Date Published: March 28, 2017
Publisher: Public Library of Science
Author(s): Anne Kaasen, Anne Helbig, Ulrik F. Malt, Tormod Næs, Hans Skari, Guttorm Haugen, Yutaka J. Matsuoka.
In this longitudinal prospective observational study performed at a tertiary perinatal referral centre, we aimed to assess maternal distress in pregnancy in women with ultrasound findings of fetal anomaly and compare this with distress in pregnant women with normal ultrasound findings. Pregnant women with a structural fetal anomaly (n = 48) and normal ultrasound (n = 105) were included. We administered self-report questionnaires (General Health Questionnaire-28, Impact of Event Scale-22 [IES], and Edinburgh Postnatal Depression Scale) a few days following ultrasound detection of a fetal anomaly or a normal ultrasound (T1), 3 weeks post-ultrasound (T2), and at 30 (T3) and 36 weeks gestation (T4). Social dysfunction, health perception, and psychological distress (intrusion, avoidance, arousal, anxiety, and depression) were the main outcome measures. The median gestational age at T1 was 20 and 19 weeks in the group with and without fetal anomaly, respectively. In the fetal anomaly group, all psychological distress scores were highest at T1. In the group with a normal scan, distress scores were stable throughout pregnancy. At all assessments, the fetal anomaly group scored significantly higher (especially on depression-related questions) compared to the normal scan group, except on the IES Intrusion and Arousal subscales at T4, although with large individual differences. In conclusion, women with a known fetal anomaly initially had high stress scores, which gradually decreased, resembling those in women with a normal pregnancy. Psychological stress levels were stable and low during the latter half of gestation in women with a normal pregnancy.
Ultrasonographic detection of a fetal anomaly in pregnancy causes parental psychological stress. [1, 2] To improve interventions to reduce distress, we need longitudinal information on different aspects of distress (e.g., emotional, cognitive, and behavioural data).
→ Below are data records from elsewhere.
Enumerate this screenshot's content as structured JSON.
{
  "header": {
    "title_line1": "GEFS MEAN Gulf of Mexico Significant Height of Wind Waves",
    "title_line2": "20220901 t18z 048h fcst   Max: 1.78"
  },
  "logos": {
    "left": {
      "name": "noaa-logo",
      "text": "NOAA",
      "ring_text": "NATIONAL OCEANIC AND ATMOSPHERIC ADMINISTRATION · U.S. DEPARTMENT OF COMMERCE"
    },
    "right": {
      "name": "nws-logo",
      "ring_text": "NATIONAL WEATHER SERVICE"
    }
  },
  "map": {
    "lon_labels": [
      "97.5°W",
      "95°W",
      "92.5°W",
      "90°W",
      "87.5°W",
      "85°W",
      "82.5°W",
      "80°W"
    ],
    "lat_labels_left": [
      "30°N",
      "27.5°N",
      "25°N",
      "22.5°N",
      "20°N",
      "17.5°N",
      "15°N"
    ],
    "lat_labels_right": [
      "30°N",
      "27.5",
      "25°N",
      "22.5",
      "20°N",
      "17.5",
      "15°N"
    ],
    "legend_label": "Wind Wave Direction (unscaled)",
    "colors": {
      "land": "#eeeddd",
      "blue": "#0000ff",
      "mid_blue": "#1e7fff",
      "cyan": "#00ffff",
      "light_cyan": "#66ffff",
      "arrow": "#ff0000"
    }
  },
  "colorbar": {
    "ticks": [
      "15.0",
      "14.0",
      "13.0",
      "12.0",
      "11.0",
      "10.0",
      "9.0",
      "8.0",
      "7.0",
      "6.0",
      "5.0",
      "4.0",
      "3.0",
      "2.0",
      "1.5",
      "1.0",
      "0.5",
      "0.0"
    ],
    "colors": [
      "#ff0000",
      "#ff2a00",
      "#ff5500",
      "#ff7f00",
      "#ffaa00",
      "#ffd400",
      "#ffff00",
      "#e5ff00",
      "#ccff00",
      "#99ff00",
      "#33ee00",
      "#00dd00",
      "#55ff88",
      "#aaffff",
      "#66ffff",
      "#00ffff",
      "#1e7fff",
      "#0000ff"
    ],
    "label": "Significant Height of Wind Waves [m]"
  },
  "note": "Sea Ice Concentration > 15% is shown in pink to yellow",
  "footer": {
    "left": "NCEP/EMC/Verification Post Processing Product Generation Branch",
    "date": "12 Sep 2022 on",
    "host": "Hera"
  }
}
In a study from Thailand among women carrying a fetus with an anomaly, only levels of anxiety were assessed.  High levels of anxiety, as measured by Spielberger’s State Anxiety Inventory, were present in the second trimester, then transiently decreased and finally increased in the last month before term (37 weeks). Nes et al.  conducted a population-based epidemiological study but restricted their report to Down syndrome and cleft lip and/or palate. Questionnaire data (a short version of Hopkins Symptoms Checklist 25-item) collected at recruitment (17−18 weeks) and week 30 showed that women carrying an abnormal fetus had moderate levels of distress that was stable (Down syndrome) or decreasing (cleft lip and/or palate) in the third trimester compared to women carrying a normal fetus.
The women in the study group (n = 59) had a median gestational age of 20 weeks, 2 days (range 12–26 weeks) at recruitment. The women in the comparison group (n = 111) were recruited at a median of 19 weeks, 3 days (range 12–22 weeks).